At the close of 2022, Boutrous successfully fought off efforts to halt Hastings' name change, allowing the school to go forward in 2023 with the switch to its new moniker: UC College of the Law, San Francisco. Boutrous defeated a bid for a preliminary injunction by some alumni and descendants of namesake Serranus Clinton Hastings, a former chief justice of the state Supreme Court found by a school commission to have participated in the genocide of Yuki people in Mendocino County in the 1850s. Hastings College Conservation Committee v. State of California et al., CGC-22- 602149 (S.F. Super. Ct., filed Oct. 4, 2022).
At a Dec. 30 hearing, Boutrous persuaded the court that the 1878 act that created the law school was a statute, not a contract, and that the plaintiffs' contract clause claims fail. Boutrous and the school are also appealing an adverse anti-SLAPP ruling on the issue.
"Naming an institution is speech," Boutrous said. "The plaintiffs themselves say the renaming is political speech." The matter is now at the 1st District Court of Appeal. In a win for a tech client, Boutrous argued successfully against certification of the largest classes in a nationwide reverse employment discrimination case. The plaintiffs, four former employees of defendant Cognizant Technology Solutions Corp., alleged the company offered preferential hiring, promotions and terminations to Indians and South Asians. Palmer v. Cognizant Technology Solutions Corp., 2:17-cv-06848 (C.D. Cal., filed Sept. 18, 2017).
In October 2022, the court denied certification of the hiring and termination classes, adopting Boutrous' arguments. Those wins cut Cognizant's exposure by reducing the class size to less than 2% of what the plaintiffs originally sought. Boutrous said he'd seek review of the rest at the 9th U.S. Circuit Court of Appeals.
"We've seen several of these big reverse discrimination cases filed by the same firm," Boutrous said. "They raise issues we confronted in Dukes v. Walmart. I really like being able to put by past cases to work for me."

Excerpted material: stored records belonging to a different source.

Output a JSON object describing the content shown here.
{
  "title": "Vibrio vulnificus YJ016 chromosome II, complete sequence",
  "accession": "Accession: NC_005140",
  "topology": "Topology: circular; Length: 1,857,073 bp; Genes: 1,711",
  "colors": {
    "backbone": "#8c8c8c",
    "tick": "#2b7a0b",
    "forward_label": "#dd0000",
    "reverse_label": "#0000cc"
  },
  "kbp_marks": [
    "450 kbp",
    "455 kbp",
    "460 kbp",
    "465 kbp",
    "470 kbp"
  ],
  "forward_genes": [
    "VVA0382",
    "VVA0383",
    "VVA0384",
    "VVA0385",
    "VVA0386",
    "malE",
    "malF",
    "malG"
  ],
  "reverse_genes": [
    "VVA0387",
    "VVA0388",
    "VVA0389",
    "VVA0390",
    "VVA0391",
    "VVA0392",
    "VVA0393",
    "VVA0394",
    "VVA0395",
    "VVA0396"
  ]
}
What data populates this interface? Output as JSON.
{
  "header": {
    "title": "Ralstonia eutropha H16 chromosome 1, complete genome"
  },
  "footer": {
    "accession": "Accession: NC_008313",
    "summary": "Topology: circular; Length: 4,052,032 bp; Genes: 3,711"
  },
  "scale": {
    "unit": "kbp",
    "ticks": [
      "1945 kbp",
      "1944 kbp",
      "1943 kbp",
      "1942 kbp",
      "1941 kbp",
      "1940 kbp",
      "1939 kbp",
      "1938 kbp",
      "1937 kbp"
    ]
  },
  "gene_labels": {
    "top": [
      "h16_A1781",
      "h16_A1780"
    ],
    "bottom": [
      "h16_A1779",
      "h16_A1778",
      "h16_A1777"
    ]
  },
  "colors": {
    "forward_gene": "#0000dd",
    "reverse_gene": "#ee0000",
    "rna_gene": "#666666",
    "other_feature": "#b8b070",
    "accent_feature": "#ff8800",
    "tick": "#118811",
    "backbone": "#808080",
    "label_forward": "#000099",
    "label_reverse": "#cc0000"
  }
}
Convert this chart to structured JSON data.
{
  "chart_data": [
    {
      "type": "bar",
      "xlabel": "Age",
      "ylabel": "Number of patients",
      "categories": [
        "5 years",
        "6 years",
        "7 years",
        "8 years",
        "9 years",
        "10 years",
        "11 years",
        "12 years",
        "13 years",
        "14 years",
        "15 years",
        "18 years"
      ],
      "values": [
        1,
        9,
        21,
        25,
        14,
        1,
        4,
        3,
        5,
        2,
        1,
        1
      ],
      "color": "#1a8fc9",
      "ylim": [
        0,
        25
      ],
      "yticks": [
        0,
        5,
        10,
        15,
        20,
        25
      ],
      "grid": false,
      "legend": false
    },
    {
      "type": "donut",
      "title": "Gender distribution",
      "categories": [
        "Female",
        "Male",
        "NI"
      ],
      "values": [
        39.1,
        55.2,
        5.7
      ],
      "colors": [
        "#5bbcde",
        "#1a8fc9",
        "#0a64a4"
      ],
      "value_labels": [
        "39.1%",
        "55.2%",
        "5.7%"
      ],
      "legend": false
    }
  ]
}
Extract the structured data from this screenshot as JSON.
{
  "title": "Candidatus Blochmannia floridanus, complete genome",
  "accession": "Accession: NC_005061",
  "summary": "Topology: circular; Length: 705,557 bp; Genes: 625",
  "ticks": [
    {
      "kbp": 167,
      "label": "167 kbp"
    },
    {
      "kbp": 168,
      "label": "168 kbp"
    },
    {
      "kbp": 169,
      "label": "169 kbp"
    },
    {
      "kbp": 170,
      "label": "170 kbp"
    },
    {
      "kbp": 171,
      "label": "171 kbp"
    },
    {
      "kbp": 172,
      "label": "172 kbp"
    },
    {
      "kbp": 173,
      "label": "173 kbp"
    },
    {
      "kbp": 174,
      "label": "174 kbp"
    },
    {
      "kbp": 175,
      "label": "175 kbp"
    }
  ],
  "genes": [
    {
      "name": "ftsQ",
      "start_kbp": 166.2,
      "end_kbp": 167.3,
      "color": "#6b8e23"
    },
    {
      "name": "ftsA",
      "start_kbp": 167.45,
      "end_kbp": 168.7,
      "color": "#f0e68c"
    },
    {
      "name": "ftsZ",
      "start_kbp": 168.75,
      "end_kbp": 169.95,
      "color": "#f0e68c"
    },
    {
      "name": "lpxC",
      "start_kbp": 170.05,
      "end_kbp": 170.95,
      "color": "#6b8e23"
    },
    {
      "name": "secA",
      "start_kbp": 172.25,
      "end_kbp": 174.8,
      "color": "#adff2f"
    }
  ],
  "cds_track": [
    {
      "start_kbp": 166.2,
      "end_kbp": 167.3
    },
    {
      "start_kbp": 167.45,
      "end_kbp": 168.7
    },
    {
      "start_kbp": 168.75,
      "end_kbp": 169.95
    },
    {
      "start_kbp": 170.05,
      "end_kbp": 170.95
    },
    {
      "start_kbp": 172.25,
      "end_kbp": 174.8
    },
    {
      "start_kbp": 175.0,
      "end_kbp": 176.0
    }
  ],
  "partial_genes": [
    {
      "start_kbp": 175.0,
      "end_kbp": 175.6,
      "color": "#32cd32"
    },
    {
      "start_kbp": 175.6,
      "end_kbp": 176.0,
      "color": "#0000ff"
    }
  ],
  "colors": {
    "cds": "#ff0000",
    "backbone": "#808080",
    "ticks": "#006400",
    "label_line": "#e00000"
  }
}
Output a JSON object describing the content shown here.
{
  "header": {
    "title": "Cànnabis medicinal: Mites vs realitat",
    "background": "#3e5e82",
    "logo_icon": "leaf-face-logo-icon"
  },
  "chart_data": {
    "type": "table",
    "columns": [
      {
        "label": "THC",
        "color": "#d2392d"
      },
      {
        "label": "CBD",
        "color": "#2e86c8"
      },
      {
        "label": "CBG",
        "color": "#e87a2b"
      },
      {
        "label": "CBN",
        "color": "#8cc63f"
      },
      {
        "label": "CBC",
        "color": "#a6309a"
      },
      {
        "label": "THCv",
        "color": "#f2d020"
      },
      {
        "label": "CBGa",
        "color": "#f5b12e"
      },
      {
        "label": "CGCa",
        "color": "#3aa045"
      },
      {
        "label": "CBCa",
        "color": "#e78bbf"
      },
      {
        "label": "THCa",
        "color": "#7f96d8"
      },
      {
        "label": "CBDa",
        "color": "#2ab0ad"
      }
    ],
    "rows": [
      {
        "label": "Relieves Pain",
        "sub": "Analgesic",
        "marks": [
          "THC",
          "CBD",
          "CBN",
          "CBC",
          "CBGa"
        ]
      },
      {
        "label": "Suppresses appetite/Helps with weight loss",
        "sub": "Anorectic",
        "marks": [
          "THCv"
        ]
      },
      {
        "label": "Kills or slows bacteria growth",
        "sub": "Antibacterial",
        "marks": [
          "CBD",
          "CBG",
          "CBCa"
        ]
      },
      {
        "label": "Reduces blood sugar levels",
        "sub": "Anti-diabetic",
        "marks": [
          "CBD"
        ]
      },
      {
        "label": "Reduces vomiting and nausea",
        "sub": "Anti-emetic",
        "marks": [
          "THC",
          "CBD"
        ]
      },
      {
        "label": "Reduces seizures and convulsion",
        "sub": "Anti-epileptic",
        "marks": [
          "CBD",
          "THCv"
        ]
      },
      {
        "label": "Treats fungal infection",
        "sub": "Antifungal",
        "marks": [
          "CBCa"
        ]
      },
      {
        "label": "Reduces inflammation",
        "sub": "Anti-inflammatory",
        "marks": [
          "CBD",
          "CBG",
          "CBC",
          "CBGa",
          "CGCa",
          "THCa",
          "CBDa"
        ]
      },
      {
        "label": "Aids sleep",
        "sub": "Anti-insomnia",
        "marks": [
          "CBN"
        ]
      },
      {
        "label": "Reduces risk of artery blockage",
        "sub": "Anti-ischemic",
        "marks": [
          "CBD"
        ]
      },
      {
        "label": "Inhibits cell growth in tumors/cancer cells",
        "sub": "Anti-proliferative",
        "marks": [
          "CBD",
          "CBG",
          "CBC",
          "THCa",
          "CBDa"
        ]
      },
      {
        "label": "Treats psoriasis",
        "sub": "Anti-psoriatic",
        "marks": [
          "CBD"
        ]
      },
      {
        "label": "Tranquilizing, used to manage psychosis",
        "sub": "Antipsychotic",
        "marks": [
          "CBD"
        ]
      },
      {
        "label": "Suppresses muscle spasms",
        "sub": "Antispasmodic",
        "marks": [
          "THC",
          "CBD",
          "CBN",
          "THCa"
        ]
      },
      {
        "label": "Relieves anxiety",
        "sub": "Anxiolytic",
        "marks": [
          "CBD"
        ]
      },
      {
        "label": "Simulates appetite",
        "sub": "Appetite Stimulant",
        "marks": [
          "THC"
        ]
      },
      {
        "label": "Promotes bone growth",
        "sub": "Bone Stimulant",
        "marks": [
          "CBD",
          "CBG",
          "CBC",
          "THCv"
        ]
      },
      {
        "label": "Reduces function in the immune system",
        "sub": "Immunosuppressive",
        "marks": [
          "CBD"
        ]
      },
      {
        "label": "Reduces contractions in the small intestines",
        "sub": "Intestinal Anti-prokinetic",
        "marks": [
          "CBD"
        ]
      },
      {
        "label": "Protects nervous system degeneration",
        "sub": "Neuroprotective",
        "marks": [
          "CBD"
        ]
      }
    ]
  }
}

In a case that could reach the state Supreme Court, Boutrous represents Nestlé USA and other major players in the coffee industry who are defending the brew against claim they violated Proposition 65 by failing to include cancer warnings on coffee products. Before the defendants retained Gibson Dunn, a trial court had ruled the companies were liable and had scheduled a penalties phase at which the plaintiff was seeking more than $1 billion. Boutrous' appeal led to a reversal. Council for Education and Research on Toxics v. Starbucks Corp. et al., B309227 and B310481 (2d DCA, op. filed Oct. 26, 2022).
"I do think about the case when I have a cup," Boutrous said. "We're here to help."